Kitchen table, 19:50
I cycled to Puotila in the dark with a very light drizzle stopping me from feeling too comfortable. The drizzle had stopped entirely by the time I got to the metro.
I had a morning of rapid and overlapping bits and pieces. I started with a tutorial at 9:15, followed by a session adding students to Lynda.com. I then emailed the CMS students about the next block, and reread Joachim’s thesis. Finally I moved the chapter for Nathalie’s book into Scrivener and reordered it.
At midday Joachim gave his thesis presentation on devising a logo and branding for a start-up, in which he made much use of Angela Wright’s theory of psychological colours, in which she declares four primary colours: red, yellow, green and blue. She also declares four psychological groups that use these colours in specific clusters.

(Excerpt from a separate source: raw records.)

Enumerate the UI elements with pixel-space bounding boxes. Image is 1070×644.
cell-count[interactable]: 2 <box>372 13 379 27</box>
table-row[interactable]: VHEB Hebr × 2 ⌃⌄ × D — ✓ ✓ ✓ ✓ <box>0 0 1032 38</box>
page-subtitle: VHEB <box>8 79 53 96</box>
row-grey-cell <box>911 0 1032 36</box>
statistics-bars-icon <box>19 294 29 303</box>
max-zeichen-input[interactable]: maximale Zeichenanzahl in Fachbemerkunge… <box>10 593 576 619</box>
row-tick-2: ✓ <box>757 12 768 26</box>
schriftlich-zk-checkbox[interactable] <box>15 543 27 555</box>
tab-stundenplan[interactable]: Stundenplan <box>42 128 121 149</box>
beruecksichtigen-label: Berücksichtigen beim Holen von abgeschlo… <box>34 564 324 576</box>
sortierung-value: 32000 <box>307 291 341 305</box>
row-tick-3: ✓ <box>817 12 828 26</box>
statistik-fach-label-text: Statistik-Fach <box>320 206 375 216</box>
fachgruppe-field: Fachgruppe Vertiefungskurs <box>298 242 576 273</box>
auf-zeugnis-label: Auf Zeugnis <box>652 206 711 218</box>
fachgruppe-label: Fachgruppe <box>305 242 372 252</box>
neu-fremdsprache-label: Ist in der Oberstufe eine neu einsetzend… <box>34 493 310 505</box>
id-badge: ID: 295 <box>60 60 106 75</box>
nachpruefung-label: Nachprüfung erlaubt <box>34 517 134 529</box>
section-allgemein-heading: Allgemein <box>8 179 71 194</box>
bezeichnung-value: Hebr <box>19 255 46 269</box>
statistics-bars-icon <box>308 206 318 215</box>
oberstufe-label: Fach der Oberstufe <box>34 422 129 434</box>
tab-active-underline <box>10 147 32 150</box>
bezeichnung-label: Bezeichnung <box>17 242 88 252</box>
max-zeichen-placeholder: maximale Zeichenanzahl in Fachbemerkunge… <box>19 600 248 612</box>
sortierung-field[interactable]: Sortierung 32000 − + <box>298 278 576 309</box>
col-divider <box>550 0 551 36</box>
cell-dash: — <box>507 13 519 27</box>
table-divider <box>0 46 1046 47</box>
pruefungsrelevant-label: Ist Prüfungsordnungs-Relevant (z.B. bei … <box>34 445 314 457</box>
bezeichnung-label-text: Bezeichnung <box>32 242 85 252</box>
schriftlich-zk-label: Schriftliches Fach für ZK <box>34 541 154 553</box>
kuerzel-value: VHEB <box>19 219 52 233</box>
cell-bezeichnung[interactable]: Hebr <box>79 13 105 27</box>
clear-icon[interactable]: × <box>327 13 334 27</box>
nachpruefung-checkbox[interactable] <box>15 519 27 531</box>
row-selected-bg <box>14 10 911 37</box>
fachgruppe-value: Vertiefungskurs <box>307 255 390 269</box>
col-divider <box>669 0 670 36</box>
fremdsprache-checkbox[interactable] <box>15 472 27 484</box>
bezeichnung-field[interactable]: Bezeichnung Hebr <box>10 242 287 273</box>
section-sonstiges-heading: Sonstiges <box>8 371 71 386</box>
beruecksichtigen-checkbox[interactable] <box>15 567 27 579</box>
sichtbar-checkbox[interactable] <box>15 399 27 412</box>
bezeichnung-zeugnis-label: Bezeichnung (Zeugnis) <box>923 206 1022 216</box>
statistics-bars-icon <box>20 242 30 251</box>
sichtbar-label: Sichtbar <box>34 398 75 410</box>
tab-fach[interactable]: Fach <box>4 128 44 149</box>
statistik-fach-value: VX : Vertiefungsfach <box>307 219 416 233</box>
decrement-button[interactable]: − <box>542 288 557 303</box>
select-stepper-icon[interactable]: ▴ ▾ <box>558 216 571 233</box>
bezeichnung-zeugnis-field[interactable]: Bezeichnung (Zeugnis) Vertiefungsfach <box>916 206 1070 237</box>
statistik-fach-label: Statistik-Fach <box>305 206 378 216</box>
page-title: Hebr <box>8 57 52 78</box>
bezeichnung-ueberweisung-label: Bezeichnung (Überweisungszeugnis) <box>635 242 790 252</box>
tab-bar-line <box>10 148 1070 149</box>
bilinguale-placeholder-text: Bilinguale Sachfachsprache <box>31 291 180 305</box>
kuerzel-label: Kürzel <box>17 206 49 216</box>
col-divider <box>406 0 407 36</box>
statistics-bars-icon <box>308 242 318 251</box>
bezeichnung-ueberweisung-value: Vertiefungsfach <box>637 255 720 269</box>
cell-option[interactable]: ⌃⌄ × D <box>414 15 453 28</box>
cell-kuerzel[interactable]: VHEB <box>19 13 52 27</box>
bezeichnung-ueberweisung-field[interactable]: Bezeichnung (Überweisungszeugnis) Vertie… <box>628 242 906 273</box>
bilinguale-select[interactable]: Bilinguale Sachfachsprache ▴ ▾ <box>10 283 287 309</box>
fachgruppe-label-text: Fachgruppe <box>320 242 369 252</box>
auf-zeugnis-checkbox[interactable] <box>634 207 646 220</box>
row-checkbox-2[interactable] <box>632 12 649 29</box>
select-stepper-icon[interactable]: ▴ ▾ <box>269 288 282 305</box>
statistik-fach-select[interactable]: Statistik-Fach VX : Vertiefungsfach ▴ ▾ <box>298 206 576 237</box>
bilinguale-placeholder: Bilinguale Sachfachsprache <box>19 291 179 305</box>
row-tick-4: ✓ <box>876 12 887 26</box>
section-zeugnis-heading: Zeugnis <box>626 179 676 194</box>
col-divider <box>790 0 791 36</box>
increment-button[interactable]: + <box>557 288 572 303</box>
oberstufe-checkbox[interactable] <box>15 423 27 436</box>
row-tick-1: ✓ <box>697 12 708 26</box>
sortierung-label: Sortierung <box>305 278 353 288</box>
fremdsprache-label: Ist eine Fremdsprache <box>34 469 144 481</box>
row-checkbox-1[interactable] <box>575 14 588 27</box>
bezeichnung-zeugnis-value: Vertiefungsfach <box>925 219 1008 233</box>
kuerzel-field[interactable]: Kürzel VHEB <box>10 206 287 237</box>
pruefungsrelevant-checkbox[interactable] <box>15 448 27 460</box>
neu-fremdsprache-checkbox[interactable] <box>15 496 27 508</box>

In the afternoon Liisa suggested that I try to change the time of the ferry we will get back from our two-day conference in Tallinn next month. She had looked at the agenda and once I had looked at it I agreed with her. I emailed to see if we could change our tickets from the 16:30 ferry to the 13:30 ferry. If we can then I will catch up with Bryan on Friday evening.
I spent the rest of the afternoon and some of the evening in a serious effort to complete a full draft of my book chapter. I paused briefly at one point to look at John’s Mattermost installation and found, to my delight, that it all just worked. Any fear I had had that I might need to spend tomorrow morning setting things up evaporated in the face of a simple and easy to understand control panel.
By 18:30 I had a workable draft, and I set off for home, cycling from Puotila in the dark. When I arrived I saw this on the kitchen table and asked the obvious question to receive a far-from-obvious answer.
We found the clockwork clown in the attic of a house in Björkböda which we once bought and renovated. The clown seems in mint condition, and in a mint condition box. Apparently six months ago Irma phoned the toy museum to ask if they would like it and never heard back. She heard back today and got it out to look at it. It looks as evocative and grotesque as it always did. It reminds me of a tin fireman I had at the age of five, that climbed a tin ladder and flipped over the top when I wound him up.
Auo used to dislike the tin clown intensely so she would have happily given it to a toy museum. We hope it has found a new home where it will serve a small historical purpose.